Agora, em plena Primavera, o Inverno tinha outro encontro marcado comigo na Berlim revisitada. Uma chuva persistente, um vento que abanava as árvores e trazia uma sensação de desconforto, os pés molhados ao fim de alguns minutos de aventura pelas ruas de Berlim expostas a esta chuva inclemente.
Finalmente a chuva tinha deixado de cair. Saí à rua para um breve contacto com a cidade. Como o tempo escasseava, lembrei-me dos locais mais emblemáticos de Berlim e esbocei um trajecto que me levasse pela grandiosidade espartana da cidade. Devo dizer que Berlim fica aquém de Londres, Paris ou Roma quando as grandes metrópoles europeias são comparadas nas minhas preferências. Berlim tem, no entanto, um fascínio próprio, um simbolismo que está ausente nas outras cidades que mencionei. É uma cidade que aproveita a planura do terreno para se espraiar em avenidas extensas, que se perdem de vista.
Os edifícios da avenida mais conhecida (Unter der Linden) são sumptuosos, exalando a grandeza da Prússia imperial. É uma sucessão de edifícios majestosos, que se vai relevando aos olhos de quem percorre a pé a avenida. A estranheza assalta-me porque estes edifícios (e as igrejas) estão na parte que foi ocupada pela antiga República Democrática Alemã. Conhecida a tendência para reescrever a história por parte dos regimes comunistas, com a queda natural para eliminar os vestígios que representassem um passado repugnado pela doutrina oficial, é surpreendente que não tenha havido a tentação para deitar abaixo estes imponentes e monumentais edifícios e, em seu lugar, plantar outros, impessoais, esteticamente anódinos, bem ao gosto da tipologia comunista.

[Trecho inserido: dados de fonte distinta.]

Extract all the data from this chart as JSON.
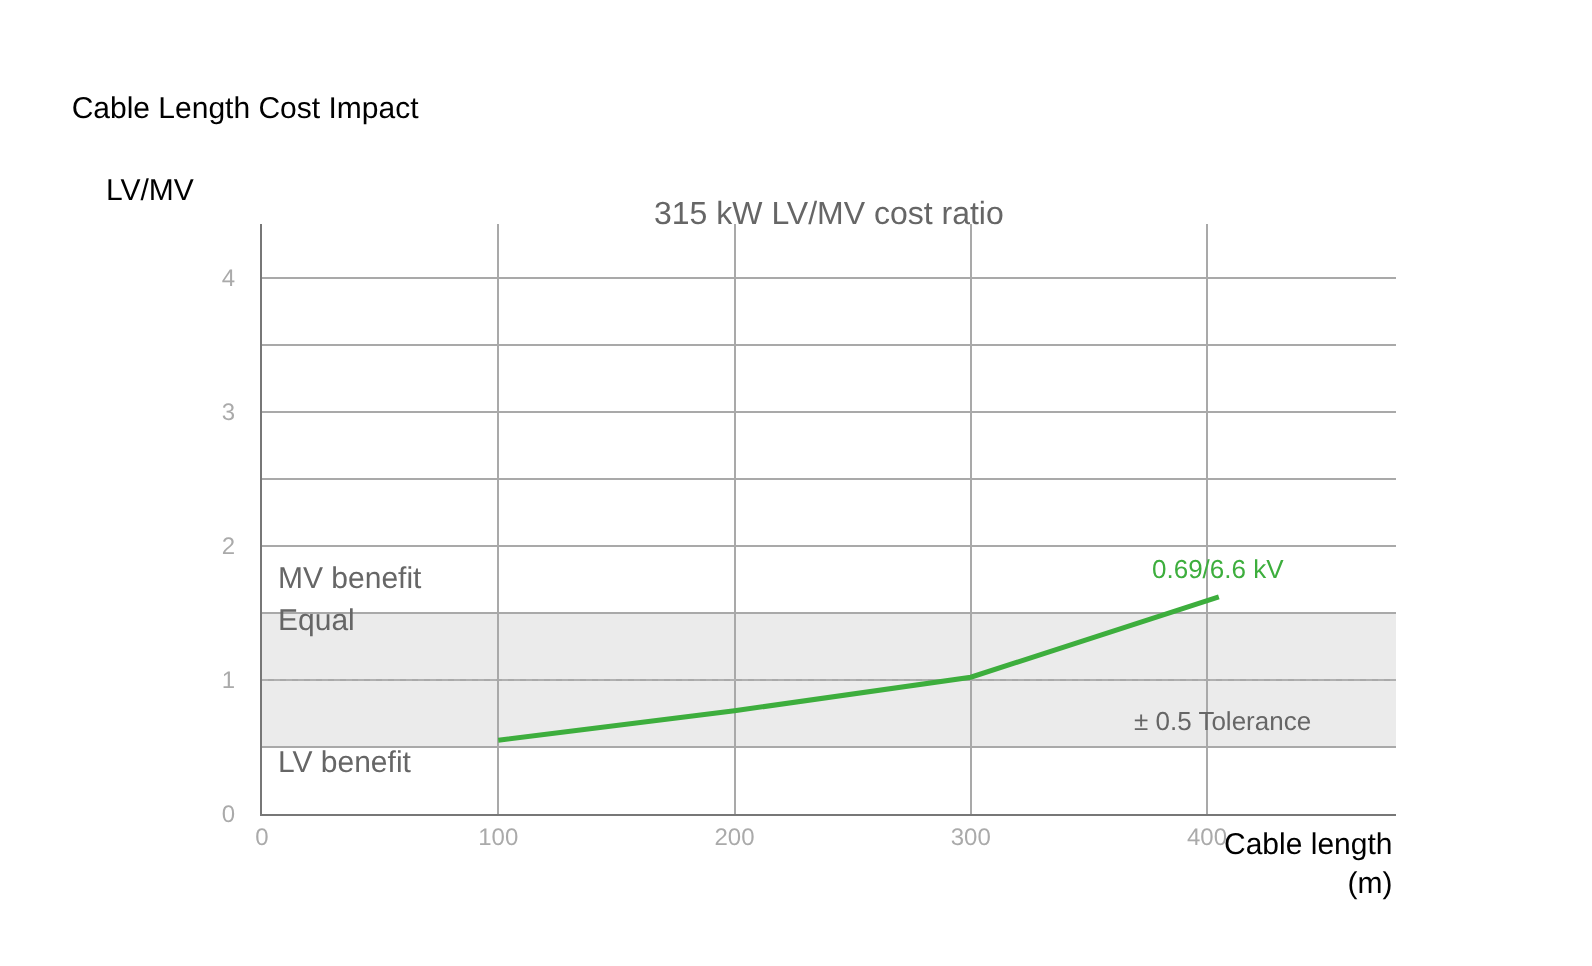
{
  "chart_data": {
    "type": "line",
    "title": "Cable Length Cost Impact",
    "subtitle": "315 kW LV/MV cost ratio",
    "xlabel": "Cable length\n(m)",
    "ylabel": "LV/MV",
    "x": [
      100,
      200,
      300,
      405
    ],
    "series": [
      {
        "name": "0.69/6.6 kV",
        "color": "#3dae3d",
        "values": [
          0.55,
          0.77,
          1.02,
          1.62
        ]
      }
    ],
    "xlim": [
      0,
      480
    ],
    "xticks": [
      0,
      100,
      200,
      300,
      400
    ],
    "ylim": [
      0,
      4.4
    ],
    "yticks": [
      0,
      {
        "value": 0.5,
        "label": null
      },
      1,
      {
        "value": 1.5,
        "label": null
      },
      2,
      {
        "value": 2.5,
        "label": null
      },
      3,
      {
        "value": 3.5,
        "label": null
      },
      4
    ],
    "grid": true,
    "legend": false,
    "marker": "none",
    "line_style": "solid",
    "bands": [
      {
        "axis": "y",
        "from": 0.5,
        "to": 1.5,
        "label": "± 0.5 Tolerance",
        "color": "#ebebeb"
      }
    ],
    "ref_lines": [
      {
        "axis": "y",
        "value": 1,
        "color": "#b0b0b0",
        "line_style": "dotted"
      }
    ],
    "annotations": [
      "MV benefit",
      "Equal",
      "LV benefit"
    ]
  }
}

À medida que a Unter der Linden se aproxima do seu final, a porta de Brandenburgo vai crescendo no horizonte. O local em si é magnífico, na esteira de toda a imponência que a Prússia queria imprimir à sua existência imperial. Mas o local ganhou outro significado no século XX, por ter sido aqui que a derrocada do detestável muro de Berlim teve o seu ponto de ebulição. Foi aqui, na porta de Brandenburgo, que as pessoas do leste e do ocidente começaram a conviver depois de ultrapassada a barreira de um muro decadente. De um muro que era o sinal vivo da decadência de uma ideologia que tantas liberdades individuais cerceou, que tantas vidas ceifou quando essas pessoas procuravam escapar para o outro lado em busca da liberdade negada pela Alemanha de leste.
A porta de Brandenburgo tem este incomensurável valor simbólico. Sabe bem parar diante dela, imaginar as sensações inebriantes vividas pelas pessoas que testemunharam no local os acontecimentos tonificantes que haveriam de levar à desagregação do muro, sentir como esses momentos foram tão importantes para virar uma página negra (mais uma) da história da humanidade. O ar que se respira na porta de Brandenburgo é revigorante, um tributo à libertação de amarras que por tantos anos manietaram a liberdade individual em nome de asquerosos princípios totalitários.
Em Berlim respira-se o aroma da liberdade.